Skip to main content

Test data sampling

· 2 min read
Marie Padberg

Before new applications go into production, data-driven tests are essential to ensure the quality of software and applications. For these tesings we have built a test data generator.

Personal data is a core element of the entire business in many industries, e.g. insurance, banking and of course retail. The sensitive and highly-differentiated information stored here cannot be used for testing for data protection reasons. Instead, synthetic data is often used, the structure of which usually does not reflect the original data stock.

This means that realistic test conditions cannot be created. The result is significantly higher costs, because fixinings have to be installed during operation. In the worst case, this can even lead to acceptance problems among users and customers.
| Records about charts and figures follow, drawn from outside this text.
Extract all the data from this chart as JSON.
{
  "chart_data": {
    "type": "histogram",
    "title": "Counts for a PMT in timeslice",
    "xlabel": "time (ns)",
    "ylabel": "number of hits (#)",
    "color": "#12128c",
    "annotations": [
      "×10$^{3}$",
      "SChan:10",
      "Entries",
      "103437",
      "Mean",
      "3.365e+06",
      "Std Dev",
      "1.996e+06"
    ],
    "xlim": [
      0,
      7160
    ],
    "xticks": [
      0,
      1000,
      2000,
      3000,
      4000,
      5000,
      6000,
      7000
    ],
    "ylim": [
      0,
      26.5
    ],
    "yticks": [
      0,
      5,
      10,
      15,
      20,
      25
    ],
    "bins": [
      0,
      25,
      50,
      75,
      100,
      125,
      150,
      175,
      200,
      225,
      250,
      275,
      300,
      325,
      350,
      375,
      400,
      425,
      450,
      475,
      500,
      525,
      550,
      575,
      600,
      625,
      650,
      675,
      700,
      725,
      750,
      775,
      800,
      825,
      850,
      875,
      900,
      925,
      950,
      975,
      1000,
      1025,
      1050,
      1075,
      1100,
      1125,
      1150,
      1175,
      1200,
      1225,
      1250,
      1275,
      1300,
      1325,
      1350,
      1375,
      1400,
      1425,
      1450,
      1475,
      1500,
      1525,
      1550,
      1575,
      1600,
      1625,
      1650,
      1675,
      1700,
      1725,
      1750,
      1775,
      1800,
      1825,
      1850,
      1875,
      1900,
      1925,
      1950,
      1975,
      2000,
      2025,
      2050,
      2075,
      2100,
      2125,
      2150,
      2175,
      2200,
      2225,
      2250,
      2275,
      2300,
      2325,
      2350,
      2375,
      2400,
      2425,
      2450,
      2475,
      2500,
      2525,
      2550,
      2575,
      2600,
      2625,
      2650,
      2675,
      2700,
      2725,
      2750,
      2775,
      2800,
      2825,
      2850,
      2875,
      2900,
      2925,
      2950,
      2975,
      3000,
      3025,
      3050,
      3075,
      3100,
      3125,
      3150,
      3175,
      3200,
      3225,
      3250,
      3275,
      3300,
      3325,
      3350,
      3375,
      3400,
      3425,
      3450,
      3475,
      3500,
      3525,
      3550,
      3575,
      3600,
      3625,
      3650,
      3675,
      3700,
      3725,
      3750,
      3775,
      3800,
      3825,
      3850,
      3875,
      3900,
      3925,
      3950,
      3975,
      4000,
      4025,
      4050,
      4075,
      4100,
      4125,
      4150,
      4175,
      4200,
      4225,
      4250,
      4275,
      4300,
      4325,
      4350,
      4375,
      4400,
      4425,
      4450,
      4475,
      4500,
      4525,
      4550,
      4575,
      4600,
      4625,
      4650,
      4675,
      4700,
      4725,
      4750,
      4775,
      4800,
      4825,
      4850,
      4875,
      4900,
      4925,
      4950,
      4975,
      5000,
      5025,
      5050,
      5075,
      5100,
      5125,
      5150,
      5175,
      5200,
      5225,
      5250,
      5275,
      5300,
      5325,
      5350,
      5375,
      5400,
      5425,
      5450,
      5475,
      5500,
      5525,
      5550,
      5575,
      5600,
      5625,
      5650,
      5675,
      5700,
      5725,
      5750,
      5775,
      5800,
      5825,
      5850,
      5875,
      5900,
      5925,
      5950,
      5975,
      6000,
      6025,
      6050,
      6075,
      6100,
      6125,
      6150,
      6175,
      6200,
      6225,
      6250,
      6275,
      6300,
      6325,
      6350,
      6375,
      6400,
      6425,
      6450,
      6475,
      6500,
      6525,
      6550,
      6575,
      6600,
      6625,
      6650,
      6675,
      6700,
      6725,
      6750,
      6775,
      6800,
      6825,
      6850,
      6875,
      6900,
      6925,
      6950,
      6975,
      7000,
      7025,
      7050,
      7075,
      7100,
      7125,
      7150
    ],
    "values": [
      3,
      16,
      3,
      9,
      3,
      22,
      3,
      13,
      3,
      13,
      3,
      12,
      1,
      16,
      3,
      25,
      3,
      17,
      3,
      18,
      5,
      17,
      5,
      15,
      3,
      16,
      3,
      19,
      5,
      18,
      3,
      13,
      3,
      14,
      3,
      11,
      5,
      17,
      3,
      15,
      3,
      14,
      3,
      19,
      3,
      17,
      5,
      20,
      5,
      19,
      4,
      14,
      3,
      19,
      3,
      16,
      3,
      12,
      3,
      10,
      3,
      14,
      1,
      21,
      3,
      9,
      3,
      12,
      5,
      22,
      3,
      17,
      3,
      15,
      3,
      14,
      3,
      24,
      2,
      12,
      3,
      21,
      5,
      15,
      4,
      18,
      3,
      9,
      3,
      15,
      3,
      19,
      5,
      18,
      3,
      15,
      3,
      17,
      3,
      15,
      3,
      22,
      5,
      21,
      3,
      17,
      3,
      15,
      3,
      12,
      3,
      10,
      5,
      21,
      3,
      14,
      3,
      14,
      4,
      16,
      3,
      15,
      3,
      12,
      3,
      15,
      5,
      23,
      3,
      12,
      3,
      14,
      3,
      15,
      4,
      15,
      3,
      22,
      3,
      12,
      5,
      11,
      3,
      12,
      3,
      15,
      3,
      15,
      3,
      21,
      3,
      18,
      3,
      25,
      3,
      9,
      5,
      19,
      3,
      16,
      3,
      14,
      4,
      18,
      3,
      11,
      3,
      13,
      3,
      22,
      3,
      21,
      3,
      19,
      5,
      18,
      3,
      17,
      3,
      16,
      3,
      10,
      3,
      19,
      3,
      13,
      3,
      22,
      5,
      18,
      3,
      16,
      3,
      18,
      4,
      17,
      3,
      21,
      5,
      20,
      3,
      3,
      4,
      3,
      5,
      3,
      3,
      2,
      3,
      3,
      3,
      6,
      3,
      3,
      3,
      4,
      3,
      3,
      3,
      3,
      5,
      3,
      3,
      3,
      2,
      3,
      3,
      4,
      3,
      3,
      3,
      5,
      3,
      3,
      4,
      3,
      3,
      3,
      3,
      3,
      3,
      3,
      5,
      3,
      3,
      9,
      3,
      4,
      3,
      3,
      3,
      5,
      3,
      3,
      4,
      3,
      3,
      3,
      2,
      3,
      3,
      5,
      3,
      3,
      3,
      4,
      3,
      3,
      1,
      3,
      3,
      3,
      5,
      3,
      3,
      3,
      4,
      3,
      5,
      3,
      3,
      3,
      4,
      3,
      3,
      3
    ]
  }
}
What is needed instead is test data that is realistic and representative of the overall data stock. However, the creation of such test data means a lot of work in many cases, because dependencies have to be preserved, data types must not change, outliers need attention, personal data should not be used without pseudonomization, and so on.

Therefore, we have developed a test data generator that creates a representative sample from a large original data set and then pseudonomizes it..

Two different sampling methods can be selected, which we have evaluated in advance using statistical methods. Furthermore, different pseudonomizations are available. Finally, a download of the test data and a short report, with a comparison of the original and test data, are provided.

Currently, we have deployed the entire system as an on-demand site using Azure Functions. This means that when demand is high, more resources are kept available for as long as necessary. When demand drops, resources are reduced again. Therefore, loading the page can sometimes take a few seconds.

We are still in the testing phase of the test data generator.